The Bikaner House Resident Commissioner's Office, in coordination with the Rajasthan Foundation, has established helpline numbers for the individuals requiring assistance or information. The Resident Commissioner's Office is collaborating with the Ministry of Home Affairs and local authorities to provide support and make necessary arrangements for the stranded Rajasthanis affected by the ethnic unrest. The state government has urged the stranded individuals to remain confined in safe houses and avoid getting into a state of panic as the situation in Manipur is not conducive.
Shubhra Singh, the Chief Resident Commissioner of Rajasthan, confirmed that the government has supported the travellers, many of whom are believed to be students. Approximately 120 to 125 individuals from the state were stranded in Manipur, and the government is striving to evacuate others as well.
The Supreme Court on May 8, directed both the Union and Manipur governments to take appropriate measures to improve security and provide relief and rehabilitation to those affected by the ethnic violence in the state.
The bench, headed by Chief Justice of India (CJI) D.Y. Chandrachud, issued the directive after considering the submissions made by Solicitor General Tushar Mehta, who represented both governments, that no violence had been reported in the past two days.
The apex court has directed the centre and the Manipur government to submit a status report within ten days. The matter is scheduled to be heard again on May 17.

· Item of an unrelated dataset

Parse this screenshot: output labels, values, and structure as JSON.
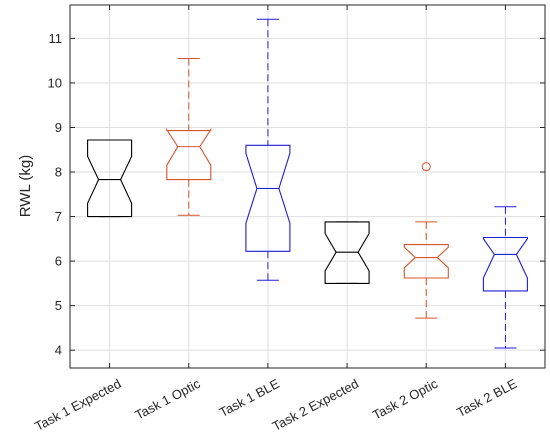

According to media reports, officials from the state home department believe, number of internally displaced people (IDP) who have fled Manipur and sought refuge in Mizoram has exceeded 1,000, and more may arrive in the future. Kolasib district, situated on the Assam border, has provided shelter to the largest number of displaced individuals, with over 750 arriving there on Monday. The IDPs, which include many elderly, women, and children, fled from Manipur's Churachandpur district and have either joined their relatives and friends in Mizoram or been assigned temporary housing in vacant buildings. To assist those who have been affected by the ethnic clashes in Manipur, relief camps are being established in several villages.
According to a US-based researcher hailing from the tribal community, many people from his tribe who reside in Imphal have been forced to abandon their vehicles while fleeing to escape being attacked by rival mobs. Vehicles belonging to members of his tribe can be seen burned on the side of the Mary Kom road. The researcher described the situation as unbearable to witness.
As per a Tuesday PTI report, close to 2,000 passengers, including young children, critically ill patients, and pregnant women, are stranded at Imphal airport as Manipur experiences ethnic unrest. The airport has been unable to accommodate the huge number of passengers, with the terminal buildings designed to hold only 750 people at a time - 250 for arrivals and 500 for departures.
Many who are stranded require urgent medical attention and treatment. Despite the additional flights that airlines have arranged for the stranded passengers, the queues continue to grow due to the deployment of army personnel in the area. Officials say the airport is now being managed with minimal support. Employees from the Airports Authority of India (AAI), various airline staff, and airport doctors are working continuously to ease the situation. However, the closure of shops outside the airport has prompted AAI officials to seek essential supplies from nearby facilities in Guwahati, Agartala, and Dibrugarh.